Marseille 73 de Dominique Manotti, Points 2022 (1ére édition : Les Arènes, 2020)
J’avais lu le premier roman de Dominique Manotti, Sombre sentier (publié en 1995), un peu par hasard, il y a une quinzaine d’années.
Fin mai 2024, j’ai eu le plaisir de l’écouter débattre au sujet des autrices de romans policiers et de la rencontrer au Festival du livre de Cèze-Cévennes où elle m’a gentiment dédicacé son dernier opus consacré à l’enquêteur Théo Daquin.
Le contexte social de ce livre est inspiré de faits réels… En 1973, la croissance économique de la France ralentit. Les pouvoirs publics décident alors d’expulser les travailleurs immigrés qui n’ont pas de contrats de travail et de logements. À Marseille, la plupart des maghrébins travaillent au noir et vivent dans des taudis ; ils décident de résister et organisent, au début de l’été, une grève générale réprimés dans la violence. S’ensuit une vague d’assassinats perpétrés contre des Algériens. Des comités se mettent en place contre « l’immigration sauvage ».
Pour le jeune commissaire Daquin, récemment nommé à Marseille, il n’est pas facile d’enquêter sur des crimes que ni la police ni la justice n’acceptent de qualifier de racistes ou de « ratonnades » !

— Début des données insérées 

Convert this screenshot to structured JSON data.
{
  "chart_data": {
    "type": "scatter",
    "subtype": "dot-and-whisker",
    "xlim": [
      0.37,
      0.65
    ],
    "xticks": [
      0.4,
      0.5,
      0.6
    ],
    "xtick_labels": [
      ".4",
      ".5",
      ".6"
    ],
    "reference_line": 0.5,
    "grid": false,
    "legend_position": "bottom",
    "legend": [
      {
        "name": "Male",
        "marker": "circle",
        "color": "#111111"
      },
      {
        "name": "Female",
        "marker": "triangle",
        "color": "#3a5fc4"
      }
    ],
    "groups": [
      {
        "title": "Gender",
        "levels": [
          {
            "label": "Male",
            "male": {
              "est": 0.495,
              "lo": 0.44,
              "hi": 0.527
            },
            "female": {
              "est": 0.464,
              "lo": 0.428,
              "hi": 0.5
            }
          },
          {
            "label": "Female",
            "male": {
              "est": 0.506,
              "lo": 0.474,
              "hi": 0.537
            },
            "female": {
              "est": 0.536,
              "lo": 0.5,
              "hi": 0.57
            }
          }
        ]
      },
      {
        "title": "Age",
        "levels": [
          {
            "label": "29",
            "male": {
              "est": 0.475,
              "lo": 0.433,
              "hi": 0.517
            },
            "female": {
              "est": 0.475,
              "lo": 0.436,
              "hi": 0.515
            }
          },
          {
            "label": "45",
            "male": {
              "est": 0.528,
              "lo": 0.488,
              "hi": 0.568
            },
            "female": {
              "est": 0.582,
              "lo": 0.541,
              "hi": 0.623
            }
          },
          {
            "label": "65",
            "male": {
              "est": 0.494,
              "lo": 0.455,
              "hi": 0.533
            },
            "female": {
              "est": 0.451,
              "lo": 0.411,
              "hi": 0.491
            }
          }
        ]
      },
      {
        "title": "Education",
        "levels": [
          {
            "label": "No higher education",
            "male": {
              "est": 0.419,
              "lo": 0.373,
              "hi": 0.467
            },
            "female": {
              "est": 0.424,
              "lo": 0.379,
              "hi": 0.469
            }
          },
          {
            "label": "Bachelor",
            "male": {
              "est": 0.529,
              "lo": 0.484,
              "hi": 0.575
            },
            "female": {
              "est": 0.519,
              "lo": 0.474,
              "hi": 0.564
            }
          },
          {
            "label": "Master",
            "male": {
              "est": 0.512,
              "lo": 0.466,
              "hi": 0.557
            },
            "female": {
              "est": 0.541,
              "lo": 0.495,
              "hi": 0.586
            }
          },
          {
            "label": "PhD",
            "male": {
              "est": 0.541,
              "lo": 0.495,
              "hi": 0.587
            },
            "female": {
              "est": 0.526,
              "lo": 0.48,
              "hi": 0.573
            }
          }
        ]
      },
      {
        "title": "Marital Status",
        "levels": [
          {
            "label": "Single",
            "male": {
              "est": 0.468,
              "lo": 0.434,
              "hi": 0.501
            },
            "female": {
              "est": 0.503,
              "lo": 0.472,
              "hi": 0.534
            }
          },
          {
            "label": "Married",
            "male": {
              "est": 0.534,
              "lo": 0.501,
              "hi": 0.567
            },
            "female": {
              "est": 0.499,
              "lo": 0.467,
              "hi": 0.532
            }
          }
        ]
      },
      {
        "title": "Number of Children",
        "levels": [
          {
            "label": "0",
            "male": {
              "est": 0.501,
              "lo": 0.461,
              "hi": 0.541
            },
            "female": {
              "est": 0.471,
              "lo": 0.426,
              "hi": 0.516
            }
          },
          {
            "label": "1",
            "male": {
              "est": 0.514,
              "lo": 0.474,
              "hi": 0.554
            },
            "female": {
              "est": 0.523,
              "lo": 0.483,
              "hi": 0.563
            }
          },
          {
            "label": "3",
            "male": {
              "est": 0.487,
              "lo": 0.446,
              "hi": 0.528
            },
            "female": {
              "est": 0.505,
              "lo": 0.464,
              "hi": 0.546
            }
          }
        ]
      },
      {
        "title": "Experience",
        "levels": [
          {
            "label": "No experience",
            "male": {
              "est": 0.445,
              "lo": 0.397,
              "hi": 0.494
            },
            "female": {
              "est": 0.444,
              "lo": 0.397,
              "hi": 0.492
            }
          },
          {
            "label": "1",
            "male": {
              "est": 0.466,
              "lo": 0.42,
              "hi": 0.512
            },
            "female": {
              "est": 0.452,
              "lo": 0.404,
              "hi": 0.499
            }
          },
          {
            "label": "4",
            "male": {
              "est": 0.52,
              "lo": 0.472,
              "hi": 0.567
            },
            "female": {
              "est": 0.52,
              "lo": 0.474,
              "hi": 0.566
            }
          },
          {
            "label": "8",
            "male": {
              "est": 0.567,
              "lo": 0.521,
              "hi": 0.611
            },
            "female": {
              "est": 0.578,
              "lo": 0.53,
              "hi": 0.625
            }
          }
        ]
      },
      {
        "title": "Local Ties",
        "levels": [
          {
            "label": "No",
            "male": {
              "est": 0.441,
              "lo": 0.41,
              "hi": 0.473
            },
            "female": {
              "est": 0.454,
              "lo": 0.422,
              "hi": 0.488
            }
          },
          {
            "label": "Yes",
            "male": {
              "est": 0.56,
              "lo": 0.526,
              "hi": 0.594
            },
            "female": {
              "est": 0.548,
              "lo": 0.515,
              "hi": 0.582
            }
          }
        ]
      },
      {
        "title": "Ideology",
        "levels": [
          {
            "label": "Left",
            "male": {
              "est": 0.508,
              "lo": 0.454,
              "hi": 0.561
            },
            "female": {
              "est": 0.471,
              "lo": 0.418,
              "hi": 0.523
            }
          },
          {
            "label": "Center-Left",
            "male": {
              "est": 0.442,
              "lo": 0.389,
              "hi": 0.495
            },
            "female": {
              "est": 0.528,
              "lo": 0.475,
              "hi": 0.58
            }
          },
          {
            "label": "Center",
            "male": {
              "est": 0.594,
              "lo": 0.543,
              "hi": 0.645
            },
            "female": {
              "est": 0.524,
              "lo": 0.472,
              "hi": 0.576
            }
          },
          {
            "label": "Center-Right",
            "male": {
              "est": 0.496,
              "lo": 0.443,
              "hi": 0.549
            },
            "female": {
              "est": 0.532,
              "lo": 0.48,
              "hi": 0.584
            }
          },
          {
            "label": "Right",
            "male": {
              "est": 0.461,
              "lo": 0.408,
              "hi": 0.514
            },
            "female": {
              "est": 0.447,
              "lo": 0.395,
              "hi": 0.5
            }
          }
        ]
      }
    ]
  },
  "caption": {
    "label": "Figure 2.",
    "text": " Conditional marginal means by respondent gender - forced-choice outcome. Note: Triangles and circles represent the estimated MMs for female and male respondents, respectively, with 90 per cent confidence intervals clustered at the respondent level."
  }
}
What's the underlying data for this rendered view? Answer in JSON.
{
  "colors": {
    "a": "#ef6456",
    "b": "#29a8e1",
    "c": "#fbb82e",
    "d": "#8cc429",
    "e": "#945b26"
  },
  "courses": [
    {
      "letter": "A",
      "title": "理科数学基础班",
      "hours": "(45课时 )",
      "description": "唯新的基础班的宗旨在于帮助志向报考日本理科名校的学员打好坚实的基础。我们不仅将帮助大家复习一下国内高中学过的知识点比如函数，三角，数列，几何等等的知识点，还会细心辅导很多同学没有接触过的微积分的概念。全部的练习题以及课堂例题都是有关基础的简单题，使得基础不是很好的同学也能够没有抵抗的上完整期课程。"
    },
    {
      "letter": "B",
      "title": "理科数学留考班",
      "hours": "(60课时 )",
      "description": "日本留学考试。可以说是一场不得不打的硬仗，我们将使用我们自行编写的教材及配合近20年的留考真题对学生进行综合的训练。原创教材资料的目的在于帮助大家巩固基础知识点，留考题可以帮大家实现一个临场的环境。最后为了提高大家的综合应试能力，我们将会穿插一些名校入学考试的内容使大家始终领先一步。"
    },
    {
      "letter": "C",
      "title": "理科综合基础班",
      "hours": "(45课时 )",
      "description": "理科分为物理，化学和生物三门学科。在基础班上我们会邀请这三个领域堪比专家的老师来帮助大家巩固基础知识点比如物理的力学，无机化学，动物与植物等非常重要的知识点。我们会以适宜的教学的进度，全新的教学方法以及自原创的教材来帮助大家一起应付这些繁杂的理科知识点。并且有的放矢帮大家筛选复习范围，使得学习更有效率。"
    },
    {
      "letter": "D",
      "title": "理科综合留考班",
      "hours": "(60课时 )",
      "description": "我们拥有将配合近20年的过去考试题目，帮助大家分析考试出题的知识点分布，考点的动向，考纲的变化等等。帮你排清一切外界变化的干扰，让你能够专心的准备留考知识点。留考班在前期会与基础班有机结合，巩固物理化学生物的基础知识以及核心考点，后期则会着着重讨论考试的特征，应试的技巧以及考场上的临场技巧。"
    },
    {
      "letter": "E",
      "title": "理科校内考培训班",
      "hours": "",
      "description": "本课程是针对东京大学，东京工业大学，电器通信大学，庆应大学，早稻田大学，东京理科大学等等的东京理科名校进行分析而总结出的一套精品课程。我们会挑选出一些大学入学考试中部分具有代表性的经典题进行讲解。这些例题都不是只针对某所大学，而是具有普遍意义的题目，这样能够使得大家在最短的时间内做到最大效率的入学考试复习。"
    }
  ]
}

L’écriture de Dominique Manotti est très efficace, factuelle, précise, sans fioriture. Le récit est parsemé d’extraits de presse qui qualifient les meurtres de simples règlements de comptes et les traitent comme de banals faits divers. Cela donne une certaine réalité et un effet de miroir à l’écheveau narratif.
Cette historienne de formation et de métier connaît bien son sujet ; elle transpose dans l’élaboration de romans policiers et de romans noirs ses méthodes de travail : recherches, rencontres, accumulation de documents ou d’indices, formulation d’hypothèses à vérifier. Son expertise, ses expérimentations et extrapolations sur le passé sont autant d’outils et de clés pour comprendre et agir au présent. En ce début juillet 2024, sur fond de dissolution de l’Assemblée Nationale, de campagne pour les législatives et de montée en puissance du RN, ce roman interroge une forme de « racisme récurrent », une extrême droite ambitieuse.
Un roman dense, daté, chronologique, de mi-août à début octobre 1973.
Des personnages inspirés de personnes ayant existé, victimes et familles de victimes, nervis de l’O.A.S. amnistiés, entrés dans la police...
Toute une ambiance post guerre d’Algérie, qui nous rappelle que l’Histoire se répète.
Un héros qui revient sur plusieurs romans, flic intègre. Ici, il a du mal à trouver sa place, lui qui vient de Paris, qui doit cacher son homosexualité.
Une claque littéraire comme j’aime en recevoir.